Adventures in higher education: Lesson 1
Wednesday, January 20th, 2010

I am an old man (in some circles). When I find myself on most undergraduate college campuses the days, it seems that the students have more in common with my 12 year old step son than with me. I’ve been out of college for almost 15 years now. So it was with great curiosity and mild mischievous humor , that I have entered into the hallowed halls of online course-dom by way of Berklee’s Online Music Marketing with Topspin course.

I feel a bit like Rodney Dangerfield in “Back to School”.

As CEO of a pretty well respected direct-to-fan marketing shop, our clients kinda expect us to already know quite a bit on the topics of online, social and so forth. And we do. And we pitch and deliver outstanding programs every day. So it is a bit of a running joke around the FanMail office that that I might be bit overqualified for the class… and so likely doomed to failure based on murphy’s law.

I got a C on my first assignment for not answering the whole question, “Please outline your top 10 pros and cons (5 each) of a direct-to-fan sales and marketing approach. Which traditional outlets do you think are still effective for selling and marketing your music?” I got the 10 pros and cons but skipped the question on which traditional outlets still work. Rats… the details get me every time.

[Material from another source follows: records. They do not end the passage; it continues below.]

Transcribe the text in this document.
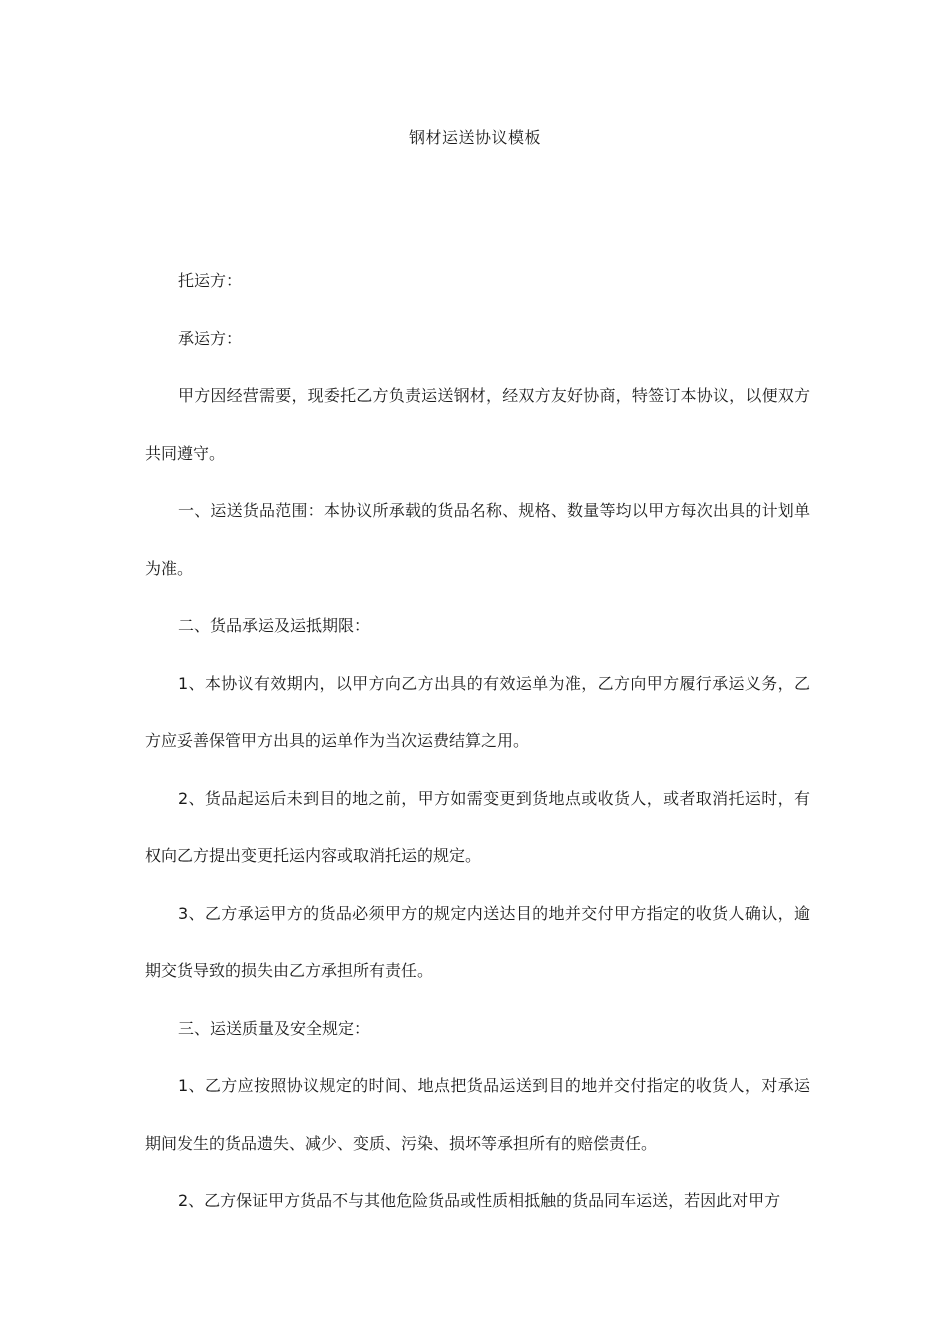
钢材运送协议模板

托运方：

承运方：

甲方因经营需要，现委托乙方负责运送钢材，经双方友好协商，特签订本协议，以便双方共同遵守。

一、运送货品范围：本协议所承载的货品名称、规格、数量等均以甲方每次出具的计划单为准。

二、货品承运及运抵期限：

1、本协议有效期内，以甲方向乙方出具的有效运单为准，乙方向甲方履行承运义务，乙方应妥善保管甲方出具的运单作为当次运费结算之用。

2、货品起运后未到目的地之前，甲方如需变更到货地点或收货人，或者取消托运时，有权向乙方提出变更托运内容或取消托运的规定。

3、乙方承运甲方的货品必须甲方的规定内送达目的地并交付甲方指定的收货人确认，逾期交货导致的损失由乙方承担所有责任。

三、运送质量及安全规定：

1、乙方应按照协议规定的时间、地点把货品运送到目的地并交付指定的收货人，对承运期间发生的货品遗失、减少、变质、污染、损坏等承担所有的赔偿责任。

2、乙方保证甲方货品不与其他危险货品或性质相抵触的货品同车运送，若因此对甲方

But it is the dialogue that I’m most interested in. That is the good stuff. The grade is really negligible for me.

I mean the music industry sucks for open dialogue. Generally there is just too much ego and posturing and and self congratulation and fierce competition for the industry to actually openly discuss what works or doesn’t work in their marketing methodologies. It is interesting. If you go to any number of main stream “corporate” marketing conferences often you find presenters (one person showing a case study or telling a real story of success) or round tables (open dialogue with the audience and a moderator). But in the music industry it is all about “The Panel” (a group of hand picked experts who are really there to propel their own agendas).

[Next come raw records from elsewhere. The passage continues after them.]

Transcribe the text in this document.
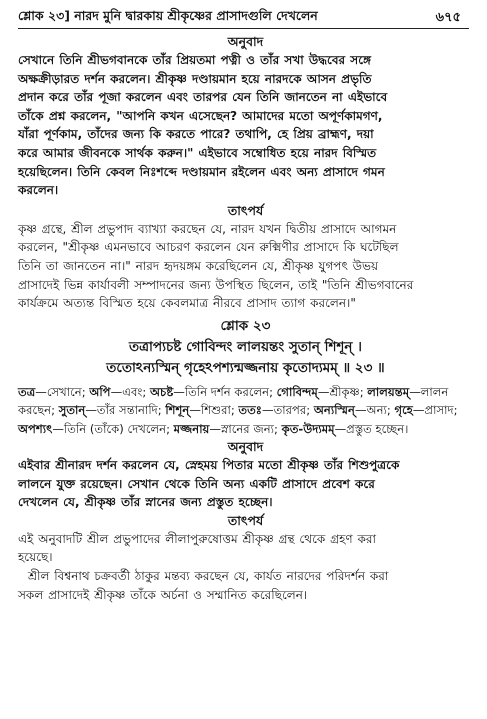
শ্লোক ২৩] নারদ মুনি দ্বারকায় শ্রীকৃষ্ণের প্রাসাদগুলি দেখলেন	৬৭৫

অনুবাদ

সেখানে তিনি শ্রীভগবানকে তাঁর প্রিয়তমা পত্নী ও তাঁর সখা উদ্ধবের সঙ্গে
অক্ষক্রীড়ারত দর্শন করলেন। শ্রীকৃষ্ণ দণ্ডায়মান হয়ে নারদকে আসন প্রভৃতি
প্রদান করে তাঁর পূজা করলেন এবং তারপর যেন তিনি জানতেন না এইভাবে
তাঁকে প্রশ্ন করলেন, "আপনি কখন এসেছেন? আমাদের মতো অপূর্ণকামগণ,
যাঁরা পূর্ণকাম, তাঁদের জন্য কি করতে পারে? তথাপি, হে প্রিয় ব্রাহ্মণ, দয়া
করে আমার জীবনকে সার্থক করুন।" এইভাবে সম্বোধিত হয়ে নারদ বিস্মিত
হয়েছিলেন। তিনি কেবল নিঃশব্দে দণ্ডায়মান রইলেন এবং অন্য প্রাসাদে গমন
করলেন।

তাৎপর্য

কৃষ্ণ গ্রন্থে, শ্রীল প্রভুপাদ ব্যাখ্যা করছেন যে, নারদ যখন দ্বিতীয় প্রাসাদে আগমন
করলেন, "শ্রীকৃষ্ণ এমনভাবে আচরণ করলেন যেন রুক্মিণীর প্রাসাদে কি ঘটেছিল
তিনি তা জানতেন না।" নারদ হৃদয়ঙ্গম করেছিলেন যে, শ্রীকৃষ্ণ যুগপৎ উভয়
প্রাসাদেই ভিন্ন কার্যাবলী সম্পাদনের জন্য উপস্থিত ছিলেন, তাই "তিনি শ্রীভগবানের
কার্যক্রমে অত্যন্ত বিস্মিত হয়ে কেবলমাত্র নীরবে প্রাসাদ ত্যাগ করলেন।"

শ্লোক ২৩

তত্রাপ্যচষ্ট গোবিন্দং লালয়ন্তং সুতান্ শিশূন্ ।

ততোঽন্যস্মিন্ গৃহেঽপশ্যন্মজ্জনায় কৃতোদ্যমম্ ॥ ২৩ ॥

তত্র—সেখানে; অপি—এবং; অচষ্ট—তিনি দর্শন করলেন; গোবিন্দম্—শ্রীকৃষ্ণ; লালয়ন্তম্—লালন করছেন; সুতান্—তাঁর সন্তানাদি; শিশূন্—শিশুরা; ততঃ—তারপর; অন্যস্মিন্—অন্য; গৃহে—প্রাসাদ; অপশ্যৎ—তিনি (তাঁকে) দেখলেন; মজ্জনায়—স্নানের জন্য; কৃত-উদ্যমম্—প্রস্তুত হচ্ছেন।

অনুবাদ

এইবার শ্রীনারদ দর্শন করলেন যে, স্নেহময় পিতার মতো শ্রীকৃষ্ণ তাঁর শিশুপুত্রকে
লালনে যুক্ত রয়েছেন। সেখান থেকে তিনি অন্য একটি প্রাসাদে প্রবেশ করে
দেখলেন যে, শ্রীকৃষ্ণ তাঁর স্নানের জন্য প্রস্তুত হচ্ছেন।

তাৎপর্য

এই অনুবাদটি শ্রীল প্রভুপাদের লীলাপুরুষোত্তম শ্রীকৃষ্ণ গ্রন্থ থেকে গ্রহণ করা
হয়েছে।

শ্রীল বিশ্বনাথ চক্রবর্তী ঠাকুর মন্তব্য করছেন যে, কার্যত নারদের পরিদর্শন করা
সকল প্রাসাদেই শ্রীকৃষ্ণ তাঁকে অর্চনা ও সম্মানিত করেছিলেন।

So I’m looking to Academics for dialogue and I applaud Ian and Shamal and team for bringing it into a forum where such things can hopefully thrive. My fear of course is that the promise of open dialogue here could quickly be clouded by the marketing agenda. We shall see.

I’m also interested in the Topspin platform. I don’t think that it is akin to the second coming of Christ as the hype would lead us to believe, but I do think that it is a game changer and puts some pretty powerful tools in the hands of artists and their team. At FanMail, we are hoping to expand our programming over the next months to execute services for our clients on the Topspin platform. This is a good way to “dip our toe in the water” without taking a full dive.

We have a number of clients who use both FanMail and Topspin in tandem. FanMail for email, sms, automation and database management and Topspin for transactions, media and widgets. I’m hopeful that as the dev team continues to build out their APIs, that the doors will be opened where these two world class systems can continue to compliment each other. Ian, can I hear an open source yelp?

To top it off (and inspired by the class project) I’m working with Josiah to bring The Lion’s Rampant album “It’s fun to do bad things” to market for a March release on Topspin. This band it too much fun and I’m sure there will be more insights on this to come.

Ok, I’m off to find an apple for the teacher.